Menjelang Piala AFF 2016, Riedl dikekang federasi. Pria Austria ini hanya diperkenankan memanggil maksimal dua pemain per klub. Riedl marah, tapi tak bisa berbuat apa-apa. Dengan segala keterbatasan, Indonesia ke final dan akhirnya ditumpas Thailand.

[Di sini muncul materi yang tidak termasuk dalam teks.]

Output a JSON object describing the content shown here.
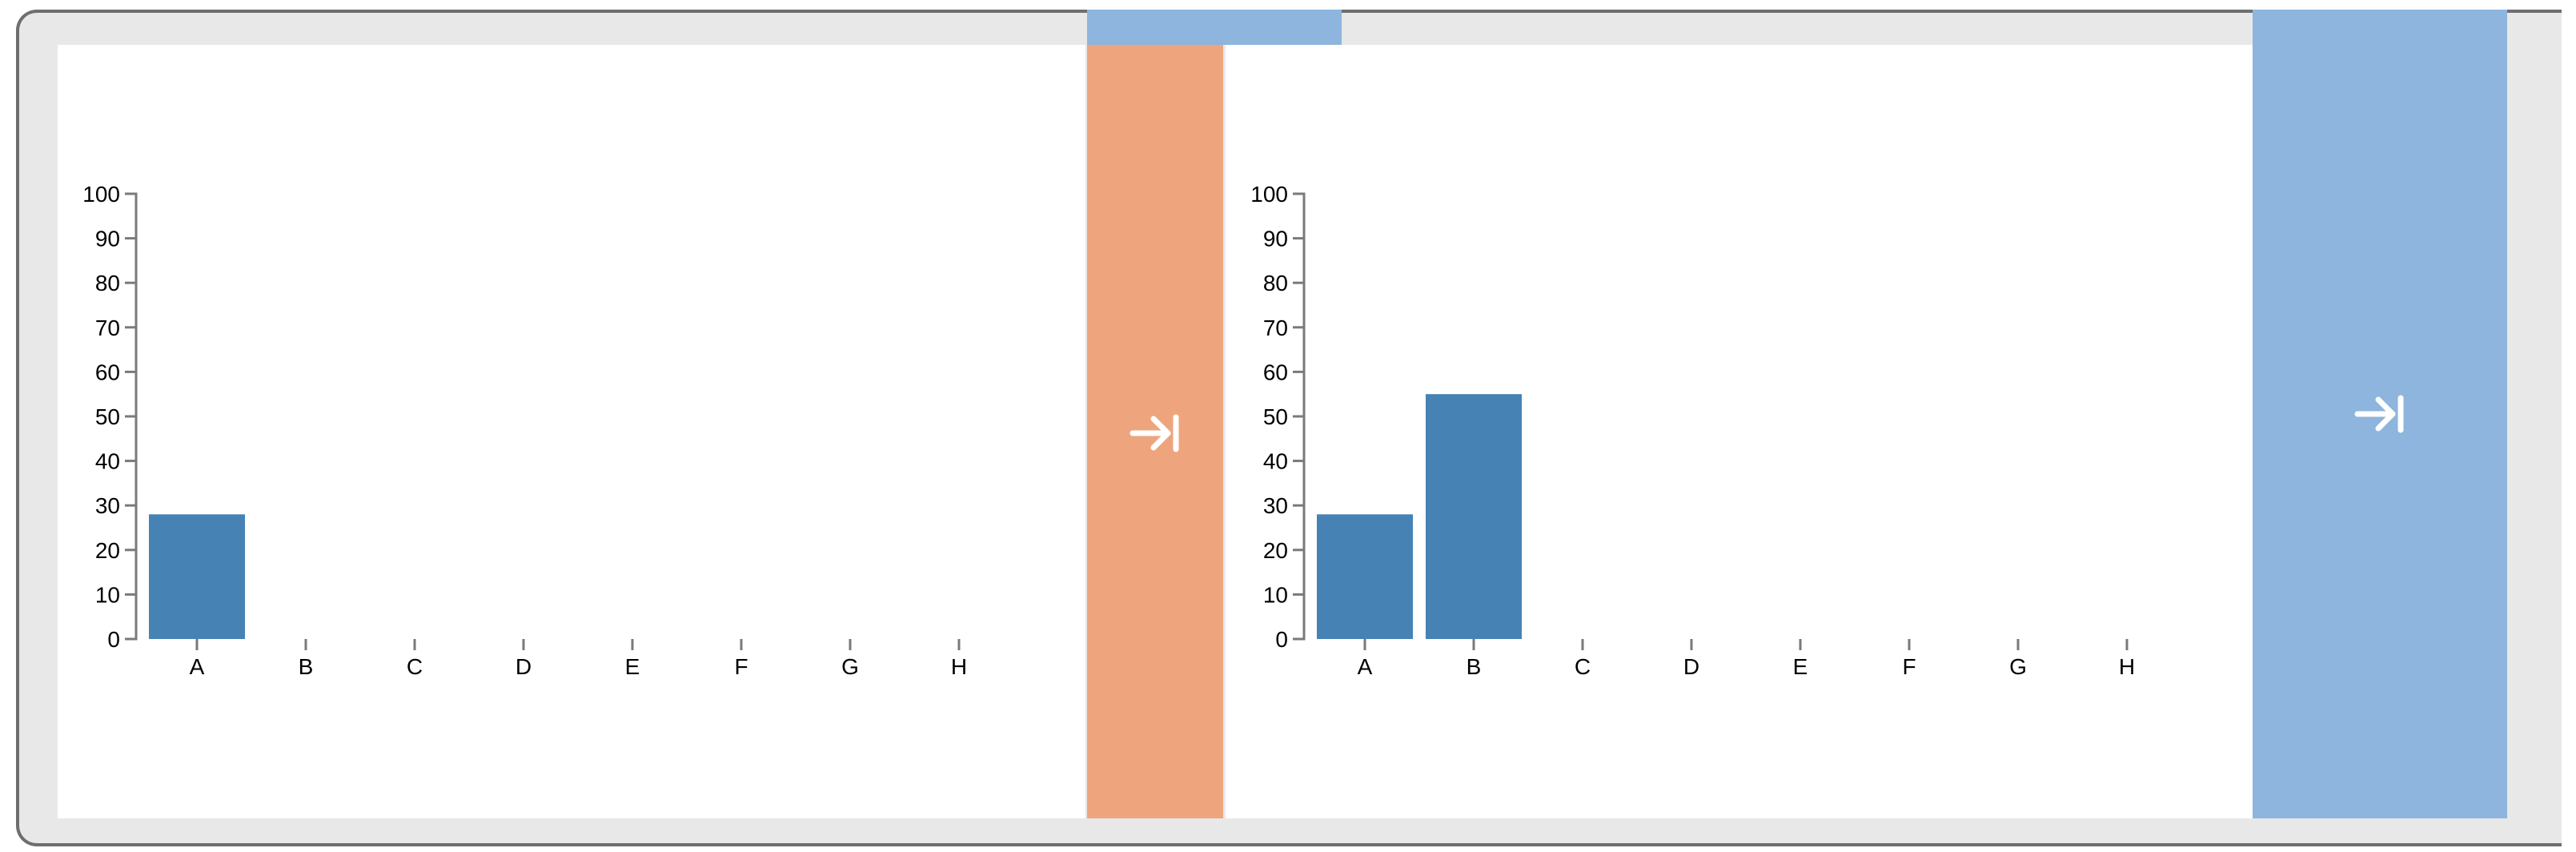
{
  "colors": {
    "bar": "#4682b4",
    "nav_orange": "#eea57d",
    "nav_blue": "#8db5dd",
    "frame": "#e8e8e8",
    "frame_border": "#6e6e6e"
  },
  "icons": {
    "nav_arrow": "arrow-right-to-bar-icon"
  },
  "chart_data": [
    {
      "type": "bar",
      "categories": [
        "A",
        "B",
        "C",
        "D",
        "E",
        "F",
        "G",
        "H"
      ],
      "values": [
        28,
        0,
        0,
        0,
        0,
        0,
        0,
        0
      ],
      "ylim": [
        0,
        100
      ],
      "yticks": [
        0,
        10,
        20,
        30,
        40,
        50,
        60,
        70,
        80,
        90,
        100
      ],
      "grid": false,
      "legend": "none"
    },
    {
      "type": "bar",
      "categories": [
        "A",
        "B",
        "C",
        "D",
        "E",
        "F",
        "G",
        "H"
      ],
      "values": [
        28,
        55,
        0,
        0,
        0,
        0,
        0,
        0
      ],
      "ylim": [
        0,
        100
      ],
      "yticks": [
        0,
        10,
        20,
        30,
        40,
        50,
        60,
        70,
        80,
        90,
        100
      ],
      "grid": false,
      "legend": "none"
    }
  ]
}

 Samsul Arif Munip (kanan) ketika berduel melawan Que Ngoc Hai di Piala AFF 2014. (ANTARA FOTO/Prasetyo Utomo/pras/14) |
Berikutnya, Piala AFF 2018, kondisi Timnas Indonesia labil. Pelatih kelas dunia, Luis Milla mundur karena PSSI disebut banyak ingkar janji. Sebagai gantinya Bima Sakti dipercaya jadi caretaker dan Timnas Indonesia tak lolos babak grup.
Kini, situasi tak lebih baik. Pandemi Covid-19 yang melanda sejak Maret 2020 memukul berbagai aspek kehidupan, termasuk sepak bola Indonesia. Kebijakan dari federasi pelatih hanya boleh memanggil maksimal dua pemain per klub, pun diterapkan lagi.
Pada saat yang sama Vietnam sedang bangkit. Sang juara bertahan Piala AFF memimpin ASEAN di ranking FIFA. Vietnam berada di urutan ke-99 dunia, sedangkan Indonesia di peringkat ke-166. Harapan meraih gelar Piala AFF masih ada, namun muncul pula kekhawatiran penantian akan gelar belum akan berbalas.